L’étude de 96 pages a été réalisée sur la base de 260 entretiens auprès, entre autres, d’ouvriers, de propriétaires de domaines vinicoles et de représentants de l’industrie. Elle décrit des ouvriers parfois maltraités par des employeurs, qui les empêchent de se désaltérer ou se rendre aux toilettes pendant les heures de travail. Plus grave encore: faute de protection lors de l’exposition aux insecticides, la santé des ouvriers des vignes d'Afrique du Sud pourrait être mise en danger.
De plus, les travailleurs qui vivaient habituellement sur le domaine viticole avec leur famille dans le cadre d’un arrangement avec l'employeur sont depuis quelques années expulsés ou forcés à partir. Leurs droits fonciers ont beau être protégés par la loi depuis 1997, le nombre d’expulsions aurait atteint 930.000 entre 1994 et 2004.
Les représentants de l’industrie du vin sud-africain contestent ces conclusions et estiment que des progrès notables ont été réalisés. Mais les textes de loi régissant ce secteur d’activité et garantissant les salaires, la sécurité du travail et le droit au logement semblent ne pas être appliqués avec fermeté.
Car le gouvernement sud-africain a déjà été alerté sur ces abus en 2003 et 2008. HRW pointe d'ailleurs du doigt une «entente» possible entre l’Inspection du travail sud-africaine et la principale association de fermiers, afin que les inspecteurs minimisent les violations constatées.

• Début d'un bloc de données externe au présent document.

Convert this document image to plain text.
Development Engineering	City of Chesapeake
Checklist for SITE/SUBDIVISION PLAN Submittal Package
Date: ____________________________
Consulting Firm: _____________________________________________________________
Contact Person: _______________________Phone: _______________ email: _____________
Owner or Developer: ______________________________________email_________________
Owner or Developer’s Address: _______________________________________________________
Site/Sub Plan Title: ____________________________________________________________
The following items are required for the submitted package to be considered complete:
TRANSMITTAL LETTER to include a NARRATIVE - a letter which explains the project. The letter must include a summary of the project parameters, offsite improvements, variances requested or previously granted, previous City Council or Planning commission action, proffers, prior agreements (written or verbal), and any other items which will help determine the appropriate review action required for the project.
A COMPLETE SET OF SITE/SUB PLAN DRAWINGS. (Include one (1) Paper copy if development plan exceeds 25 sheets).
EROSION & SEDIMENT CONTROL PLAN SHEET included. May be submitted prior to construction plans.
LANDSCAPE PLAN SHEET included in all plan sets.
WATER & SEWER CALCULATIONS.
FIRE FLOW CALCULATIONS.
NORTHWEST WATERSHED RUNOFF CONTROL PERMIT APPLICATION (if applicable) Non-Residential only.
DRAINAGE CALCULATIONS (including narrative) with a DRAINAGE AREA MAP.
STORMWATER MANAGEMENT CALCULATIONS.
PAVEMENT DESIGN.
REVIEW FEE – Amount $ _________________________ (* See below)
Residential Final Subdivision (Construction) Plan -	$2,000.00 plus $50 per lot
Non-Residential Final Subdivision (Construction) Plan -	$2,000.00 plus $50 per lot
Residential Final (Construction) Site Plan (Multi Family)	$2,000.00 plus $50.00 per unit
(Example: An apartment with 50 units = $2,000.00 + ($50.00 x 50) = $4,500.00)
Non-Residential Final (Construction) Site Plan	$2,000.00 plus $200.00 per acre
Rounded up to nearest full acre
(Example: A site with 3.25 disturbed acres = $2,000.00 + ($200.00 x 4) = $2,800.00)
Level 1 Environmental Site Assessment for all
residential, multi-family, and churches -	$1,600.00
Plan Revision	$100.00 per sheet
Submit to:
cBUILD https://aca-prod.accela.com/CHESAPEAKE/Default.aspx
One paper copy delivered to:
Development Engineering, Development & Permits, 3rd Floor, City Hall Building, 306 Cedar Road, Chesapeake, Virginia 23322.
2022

Pour ne rien arranger, les ouvriers des exploitations viticoles sont faiblement syndiqués. Pas plus de 3%, contre dix fois plus dans l’ensemble du secteur formel national. Certains fermiers vont même jusqu’à dissuader leurs employés de s’organiser en syndicat, bien que ce soit un droit inscrit dans la Constitution.
Daniel Bekele, directeur Afrique de HRW, s'indigne et dénonce la situation des ouvriers:
«La richesse […] que produisent ces travailleurs ne doit pas prendre ses racines dans la misère humaine.»
Il exhorte surtout les acteurs de la filière à agir avec fermeté pour obliger les exploitants à changer leurs pratiques:
«La réponse n'est pas le boycott des produits sud-africains, qui pourrait s'avérer désastreux pour les travailleurs agricoles. Mais nous demandons aux détaillants de faire pression sur leurs fournisseurs, pour s'assurer qu'il y a des conditions décentes dans les fermes qui produisent ce qu'ils achètent et vendent à leurs clients.»
L’Afrique du Sud est le 7e producteur de vin mondial, avec 1,7 milliard de bouteilles vendues par an. Le pays exporte aux Etats-Unis, au Canada et dans plusieurs pays d’Europe.